January 13, 2016 by Murray Slovick

A Chinese company called Ehang is intent on making the world's first passenger drone a supremely cool reality.

Remember when George Jetson sent his kids to school in flying saucer-shaped aerocars with transparent bubble tops? It was a far-out concept in 1962, but now a Chinese company called Ehang is bringing that concept to life with its man-sized drone, the Ehang 184 Autonomous Aerial Vehicle (AAV), that it unveiled at the recent Consumer Electronics Show (CES) in Las Vegas. The passenger would simply enter a location in an app and let the Ehang 184 do the rest, taking off and landing vertically like a helicopter.

The best part is that the drone is large enough to fit a human passenger. It's an electric-powered aircraft that resembles a scaled-up quadcopter and will be able to fly a 220-lb person for 23 minutes, or about 10 miles on a full battery charge, at speeds of up to 62 miles per hour and altitudes ranging from 1,000 to 11,000 feet. When ready for commercial introduction (no timetable was given), it will retail for somewhere between $200,000 and $300,000, which is less than the price of a house in Southern California.

The Ehang 184 Autonomous Aerial Vehicle

Powered by electricity, the Ehang 184 flies with the help of four arms mounted with eight propellers. According to the company, the 184 AAV is designed with full redundancy – if one power system is operating abnormally, the vehicle can still carry out a normal flight plan; similarly, if a propeller malfunctions, it can land in the nearest possible area safely. If any of a number of key components malfunction or disconnect, the company says the aircraft will immediately land in the nearest safe area. In case of an emergency, the passenger also can instruct the system to land. Apart from that the passenger will have no control over the flight.

Weighing only 441 pounds, the tiny autonomous AAV has gull-wing doors, is just 18 feet long, and--in a true homage to George Jetson's collapsible flying saucer--can be folded into a five-foot space for easy transportation.

Ehang says it is in the process of building low-altitude flight command centers which will track the location of its flying vehicles in the coming months. The craft is said to be thunderstorm-proof and able to fly 24/7. During extreme weather conditions, the command center will prohibit the 184 from taking off. Communication with the 184 will be encrypted and each AAV has its own independent key.

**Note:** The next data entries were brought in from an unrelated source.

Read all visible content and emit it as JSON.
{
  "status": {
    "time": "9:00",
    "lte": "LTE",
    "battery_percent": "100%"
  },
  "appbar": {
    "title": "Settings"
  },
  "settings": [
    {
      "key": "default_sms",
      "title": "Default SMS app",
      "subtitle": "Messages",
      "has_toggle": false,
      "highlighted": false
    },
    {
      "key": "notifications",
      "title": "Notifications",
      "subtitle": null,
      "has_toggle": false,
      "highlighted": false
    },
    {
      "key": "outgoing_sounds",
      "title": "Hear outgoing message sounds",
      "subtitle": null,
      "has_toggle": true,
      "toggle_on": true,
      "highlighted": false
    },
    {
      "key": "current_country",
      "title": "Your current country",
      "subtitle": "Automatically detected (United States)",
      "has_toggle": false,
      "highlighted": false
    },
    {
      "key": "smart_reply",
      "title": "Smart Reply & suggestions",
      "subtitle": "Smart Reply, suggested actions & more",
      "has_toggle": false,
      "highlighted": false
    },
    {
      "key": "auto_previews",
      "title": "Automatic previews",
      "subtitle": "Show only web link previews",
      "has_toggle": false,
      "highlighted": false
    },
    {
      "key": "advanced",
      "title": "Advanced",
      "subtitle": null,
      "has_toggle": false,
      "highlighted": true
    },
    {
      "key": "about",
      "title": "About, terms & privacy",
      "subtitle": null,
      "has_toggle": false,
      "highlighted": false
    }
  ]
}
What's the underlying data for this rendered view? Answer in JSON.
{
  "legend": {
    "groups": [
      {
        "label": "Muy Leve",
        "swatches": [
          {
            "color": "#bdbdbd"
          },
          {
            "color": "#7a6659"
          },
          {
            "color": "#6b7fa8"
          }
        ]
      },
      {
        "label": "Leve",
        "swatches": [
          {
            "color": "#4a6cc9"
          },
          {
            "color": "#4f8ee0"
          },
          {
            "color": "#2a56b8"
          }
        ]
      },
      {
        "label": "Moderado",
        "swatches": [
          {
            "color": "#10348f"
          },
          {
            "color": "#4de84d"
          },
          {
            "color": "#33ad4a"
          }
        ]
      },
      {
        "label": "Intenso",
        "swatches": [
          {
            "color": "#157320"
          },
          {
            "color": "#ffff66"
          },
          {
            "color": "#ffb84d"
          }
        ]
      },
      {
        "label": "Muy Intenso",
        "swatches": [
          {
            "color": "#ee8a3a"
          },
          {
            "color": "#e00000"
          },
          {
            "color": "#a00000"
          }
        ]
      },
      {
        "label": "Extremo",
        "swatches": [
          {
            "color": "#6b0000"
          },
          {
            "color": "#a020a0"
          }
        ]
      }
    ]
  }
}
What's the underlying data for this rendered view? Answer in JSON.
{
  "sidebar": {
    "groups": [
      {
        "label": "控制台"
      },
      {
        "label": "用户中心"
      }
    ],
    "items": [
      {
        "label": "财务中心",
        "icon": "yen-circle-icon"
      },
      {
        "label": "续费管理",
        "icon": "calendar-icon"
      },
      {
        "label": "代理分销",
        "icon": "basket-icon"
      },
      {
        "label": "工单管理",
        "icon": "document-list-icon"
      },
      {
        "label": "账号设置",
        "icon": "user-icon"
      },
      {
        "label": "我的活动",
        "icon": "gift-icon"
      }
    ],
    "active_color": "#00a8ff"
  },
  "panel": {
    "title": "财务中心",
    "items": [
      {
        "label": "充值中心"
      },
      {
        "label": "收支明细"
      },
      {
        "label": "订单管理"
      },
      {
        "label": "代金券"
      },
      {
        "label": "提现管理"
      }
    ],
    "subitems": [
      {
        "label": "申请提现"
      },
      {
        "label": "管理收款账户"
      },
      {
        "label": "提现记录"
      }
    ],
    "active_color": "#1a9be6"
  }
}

It is not known how the Federal Aviation Agency (FAA) will respond to the idea of a manned drone given its tight regulation of flight paths for helicopters and planes. Ehang, founded in April 2014 and headquartered in Guangzhou, China (with branches in Beijing, Shanghai and San Francisco) has more than 150 employees and sells a normal-sized drone in 70 countries. It remains to be seen if the company can actually turn its CES concept into a workable flying vehicle, but we're hopeful.